I my 3d program, the rotation of object is represented by the quaternion like [0.130526, 0.0, 0.0, 0.991445]. The program works with right-handed coordinate system with the Z axis pointing up (like in 3ds max):
On the other hand, my application use left-handed coordinate system and the Y axis is up:
How can I transform my quaternion from one coordinate system to another, with the respect for which axis is up?
A rotation of angle x around axis (u,v,w) can be represented by quaternion with real part cos(x/2) and unreal part sin(x/2)*(u,v,w).
If axis coordinates are (u,v,w) in original trihedron, they will be (u,w,v) in your trihedron.
Thus if original quaternion was (a,b,c,d) - a+ib+jc+kd - the quaternion must be transformed to (a,b,d,c) in your trihedron.
EDIT
But because your trihedron is left handed, the angle also has to be reversed, so the same rotation can finally be expressed by the quaternion (a,-b,-d,-c) in your trihedron.
a is the rotation angle in this case, and b = u, c = v, d = w, correct?
This is a condensed version of an answer to a slightly different question.
The problem you ask about arises even if the two coordinate systems are same-handed; it turns out that handedness flips don't make the problem significantly harder. Here is how to do it in general. To change the basis of a quaternion, say from ROS (right-handed, Z up) to Unity (left-handed, Y up):
mat3x3 ros_to_unity = /* construct this by hand by mapping input axes to output axes */;
mat3x3 unity_to_ros = ros_to_unity.inverse();
quat q_ros = ...;
mat3x3 m_unity = ros_to_unity * mat3x3(q_ros) * unity_to_ros;
quat q_unity = mat_to_quat(m_unity);
Lines 1-4 are simply the method of https://stackoverflow.com/a/39519079/194921: "How do you perform a change-of-basis on a matrix?"
Line 5 is interesting; not all matrices convert to quats, but if ros_to_unity is correct, then this conversion will succeed.
Note that this will give you a correct result, but it goes through a lot of work -- conversion to and from a matrix, some multiplies, an inversion. But you can examine its results and then write a special-case version that rearranges or flips axes, like the one aka.nice derived.

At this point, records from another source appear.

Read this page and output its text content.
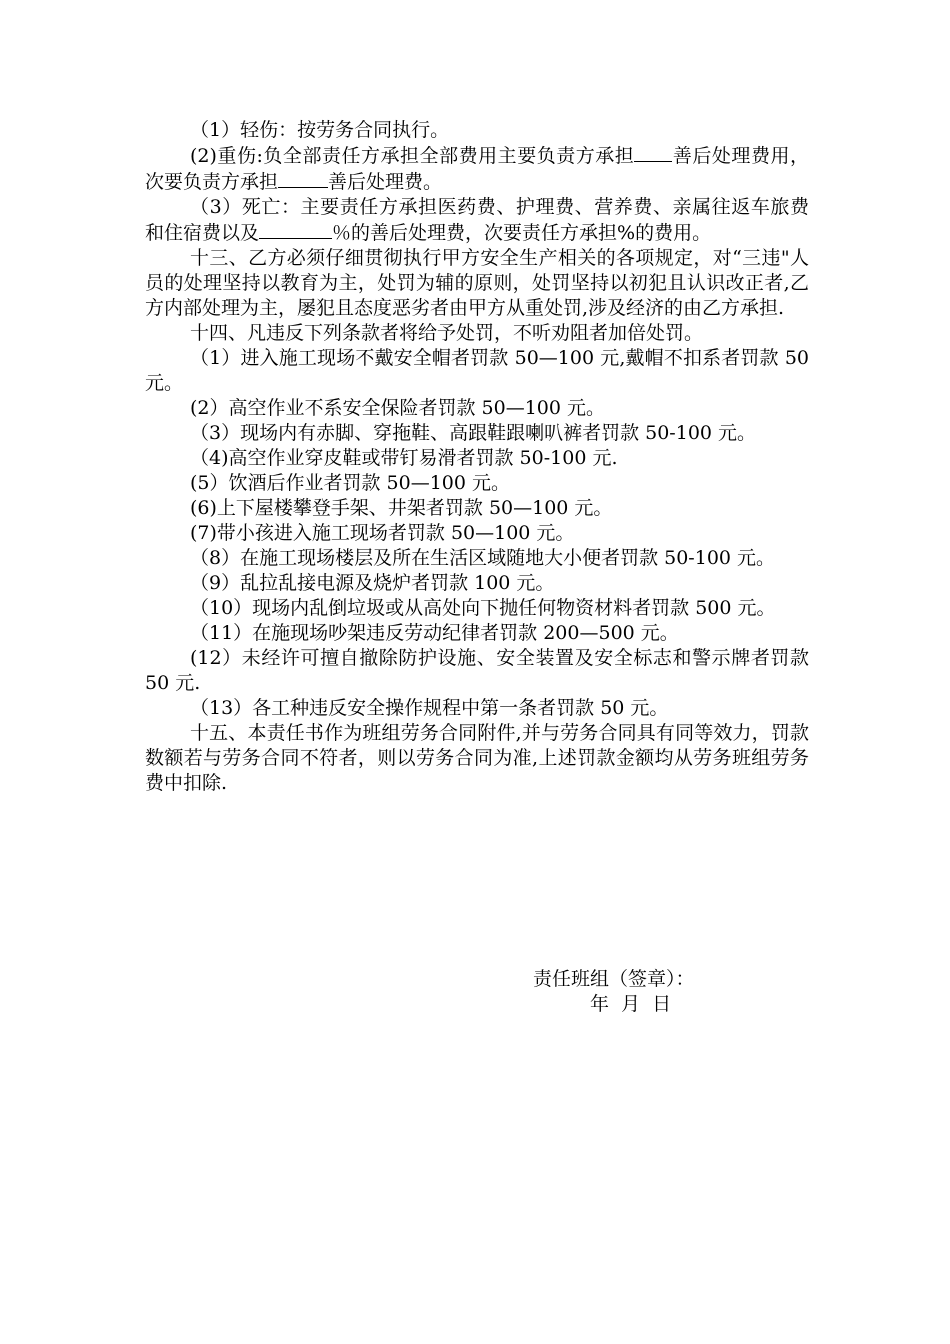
（1）轻伤：按劳务合同执行。

(2)重伤:负全部责任方承担全部费用主要负责方承担 善后处理费用，次要负责方承担	善后处理费。

（3）死亡：主要责任方承担医药费、护理费、营养费、亲属往返车旅费和住宿费以及	％的善后处理费，次要责任方承担%的费用。

十三、乙方必须仔细贯彻执行甲方安全生产相关的各项规定，对“三违"人员的处理坚持以教育为主，处罚为辅的原则，处罚坚持以初犯且认识改正者,乙方内部处理为主，屡犯且态度恶劣者由甲方从重处罚,涉及经济的由乙方承担.

十四、凡违反下列条款者将给予处罚，不听劝阻者加倍处罚。

（1）进入施工现场不戴安全帽者罚款 50—100 元,戴帽不扣系者罚款 50 元。

(2）高空作业不系安全保险者罚款 50—100 元。

（3）现场内有赤脚、穿拖鞋、高跟鞋跟喇叭裤者罚款 50-100 元。

（4)高空作业穿皮鞋或带钉易滑者罚款 50-100 元.

(5）饮酒后作业者罚款 50—100 元。

(6)上下屋楼攀登手架、井架者罚款 50—100 元。

(7)带小孩进入施工现场者罚款 50—100 元。

（8）在施工现场楼层及所在生活区域随地大小便者罚款 50-100 元。

（9）乱拉乱接电源及烧炉者罚款 100 元。

（10）现场内乱倒垃圾或从高处向下抛任何物资材料者罚款 500 元。

（11）在施现场吵架违反劳动纪律者罚款 200—500 元。

(12）未经许可擅自撤除防护设施、安全装置及安全标志和警示牌者罚款 50 元.

（13）各工种违反安全操作规程中第一条者罚款 50 元。

十五、本责任书作为班组劳务合同附件,并与劳务合同具有同等效力，罚款数额若与劳务合同不符者，则以劳务合同为准,上述罚款金额均从劳务班组劳务费中扣除.

责任班组（签章）：
年  月  日
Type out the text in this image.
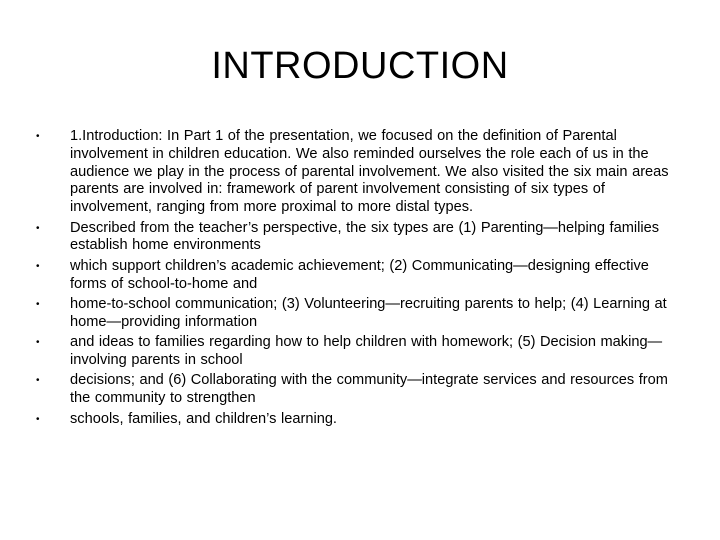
INTRODUCTION
•	1.Introduction: In Part 1 of the presentation, we focused on the definition of Parental involvement in children education. We also reminded ourselves the role each of us in the audience we play in the process of parental involvement. We also visited the six main areas parents are involved in: framework of parent involvement consisting of six types of involvement, ranging from more proximal to more distal types.
•	Described from the teacher’s perspective, the six types are (1) Parenting—helping families establish home environments
•	which support children’s academic achievement; (2) Communicating—designing effective forms of school-to-home and
•	home-to-school communication; (3) Volunteering—recruiting parents to help; (4) Learning at home—providing information
•	and ideas to families regarding how to help children with homework; (5) Decision making—involving parents in school
•	decisions; and (6) Collaborating with the community—integrate services and resources from the community to strengthen
•	schools, families, and children’s learning.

Geometric algebra solution just for fun.
I'll write uv for the geometric product of vectors u and v.
It's commutative for parallel vectors: uv = vu when u ∥ v,
anticommutative for orthogonal vectors: uv = −vu when u ⊥ v,
and associative: (uv)w = u(vw) = uvw.
Furthermore, uu = |u|² (the square of the length).
Let (x, y, z) be the old right-handed basis.
Vectors in the basis are orthogonal, so xy = −yx, yz = −zy, zx = −xz,
and have length 1, so xx = yy = zz = 1.
The quaternion basis (1, i, j, k) corresponds to the multivector basis (1, zy, xz, yx).
You can check that all the quaternion identities work. For example:
A quaternion in the old basis can be written as s + b⋅zy + c⋅xz + d⋅yx.
A quaternion in the new basis can be written as S + B⋅yz + C⋅xy + D⋅zx. (We've swapped y and z.)
Solving for the new coefficients, we get S=s, B=−b, C=−d and D=−c.
There are two conventions for writing quaternion coefficients: [s, b,c,d] and [b,c,d, s].
[s=0.130526, b=0, c=0, d=0.991445] transforms to [S=0.130526, B=0, C=-0.991445, D=0].[b=0.130526, c=0, d=0, s=0.991445] transforms to [B=-0.130526, C=0, D=0, S=0.991445].